I dare any of you who like our penal system to actually go take a honest to goodness tour of both a prison and a county jail in your area. Then you're going to pick an inmate in one or both and your going to provide them with actual shampoo or whatever items they need for basic, first world human decency. Marvel that you have to buy these items from pre-approved companies that bilk some of the poorest families among us for 20 dollars for no more items than you'd get for free in a 40-60 dollar hotel room. Travel sized bottles of shampoo and small bars of soap for 20 dollars, you read that right. Feel free to splurge on a 20 cent candy bar for them, it'll cost you a buck and a half.
I'm not saying prison should be a resort, but there's a really good reason much of the first world refuses to extradite their citizens to the US and it's because we don't meet the basic standards for human decency. That's right, most of the "free world" considers our for profit prison system to be a violation of human rights for the worst, most despised people among us and them.

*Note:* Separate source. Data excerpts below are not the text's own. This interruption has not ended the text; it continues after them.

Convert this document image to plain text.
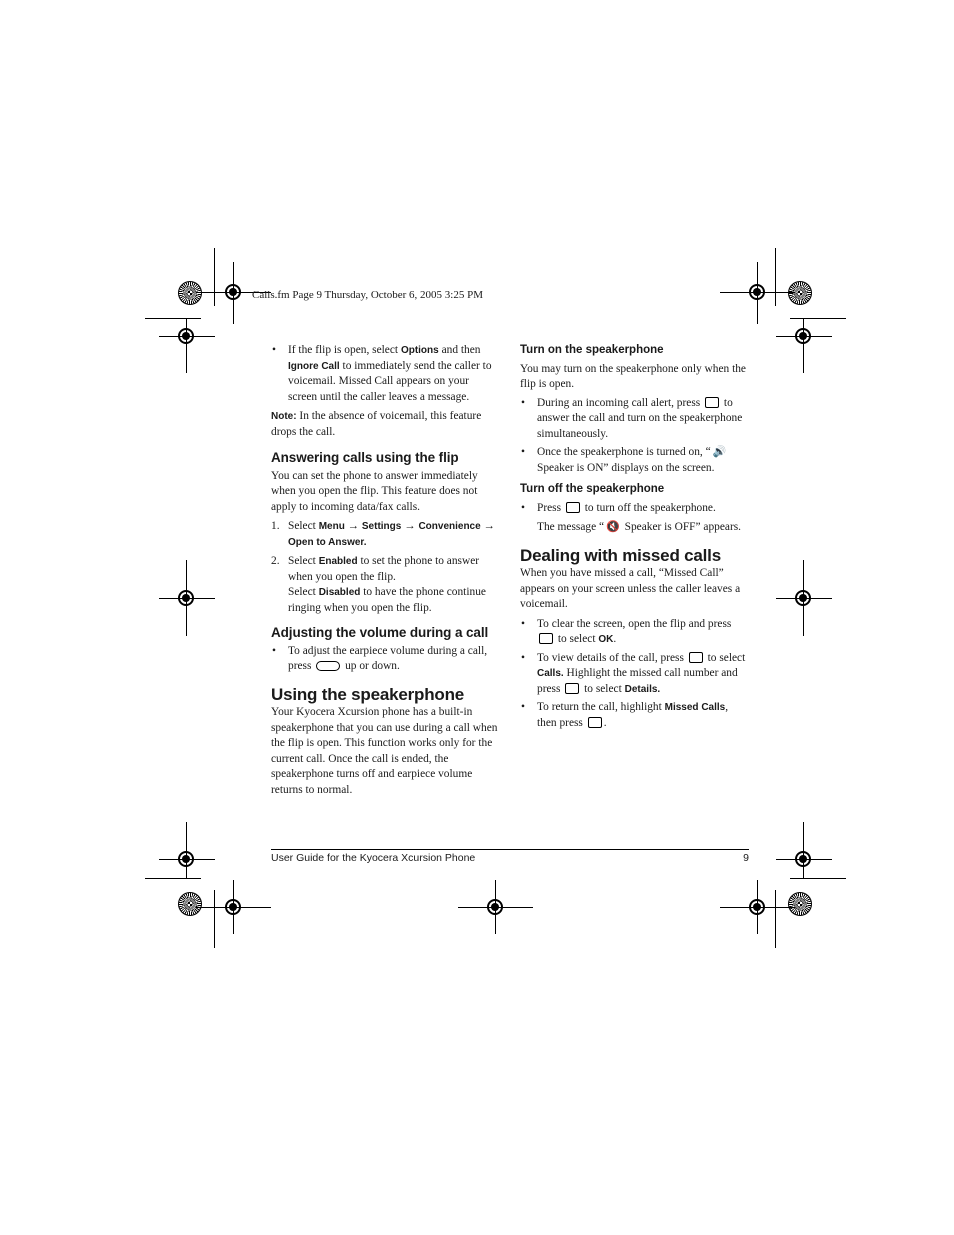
Calls.fm Page 9 Thursday, October 6, 2005 3:25 PM

• If the flip is open, select Options and then Ignore Call to immediately send the caller to voicemail. Missed Call appears on your screen until the caller leaves a message.

Note: In the absence of voicemail, this feature drops the call.

Answering calls using the flip

You can set the phone to answer immediately when you open the flip. This feature does not apply to incoming data/fax calls.

1. Select Menu → Settings → Convenience → Open to Answer.

2. Select Enabled to set the phone to answer when you open the flip.
Select Disabled to have the phone continue ringing when you open the flip.

Adjusting the volume during a call

• To adjust the earpiece volume during a call, press  up or down.

Using the speakerphone

Your Kyocera Xcursion phone has a built-in speakerphone that you can use during a call when the flip is open. This function works only for the current call. Once the call is ended, the speakerphone turns off and earpiece volume returns to normal.

Turn on the speakerphone

You may turn on the speakerphone only when the flip is open.

• During an incoming call alert, press  to answer the call and turn on the speakerphone simultaneously.

• Once the speakerphone is turned on, “ 🔊 Speaker is ON” displays on the screen.

Turn off the speakerphone

• Press  to turn off the speakerphone.
The message “ 🔇 Speaker is OFF” appears.

Dealing with missed calls

When you have missed a call, “Missed Call” appears on your screen unless the caller leaves a voicemail.

• To clear the screen, open the flip and press  to select OK.

• To view details of the call, press  to select Calls. Highlight the missed call number and press  to select Details.

• To return the call, highlight Missed Calls, then press .

User Guide for the Kyocera Xcursion Phone	9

To sum up: if you think driving is too unsafe, start building cities to not practically require it to maintain a middle or lower class standard of living (i.e. anything above poverty), this means no more suburbs and overpriced condos for you; then remove driving privileges from unsafe drivers (mostly the old, young, and partially disabled). You'll need to also invest in actual public transit that works and isn't downright unpleasant (doesn't shut down before the bars do and doesn't smell). Additionally: if you think prison is a good punishment for even involuntary manslaughter, visit one, support a prisoner of some kind (I dare you), and then work on justice reform in your area, because it is ridiculous in the US.
I could be wrong, but as far as I know, my state doesn't have a law against drunk driving. We have a law against driving while impaired, and then define (in a couple different ways) being drunk as evidence of impairment.
If you're too sleepy when you drive, you're impaired.
If you're distracted from the road by your e-toy, you're impaired.
If you're shifting with one hand, clutching with one foot, putting mustard on your hot dog with one hand, steering into your left turn with your right knee, and looking at your mustard instead of at the fire engine who is running the light perpendicular to you, which you can't hear because you have your music too loud, you're impaired.
You didn't fail to perceive the fire engine because of a distraction or clumsiness (that would be careless driving); you failed because you premeditatedly arranged for easily-avoidable conditions where your performance would clearly be inferior to your usual performance. Just like a drunk driver. Just like a texter.
Now to tackle the problem of morons with their faces stuck in their 'twatnavs' instead of watching what's going on outside the tin box.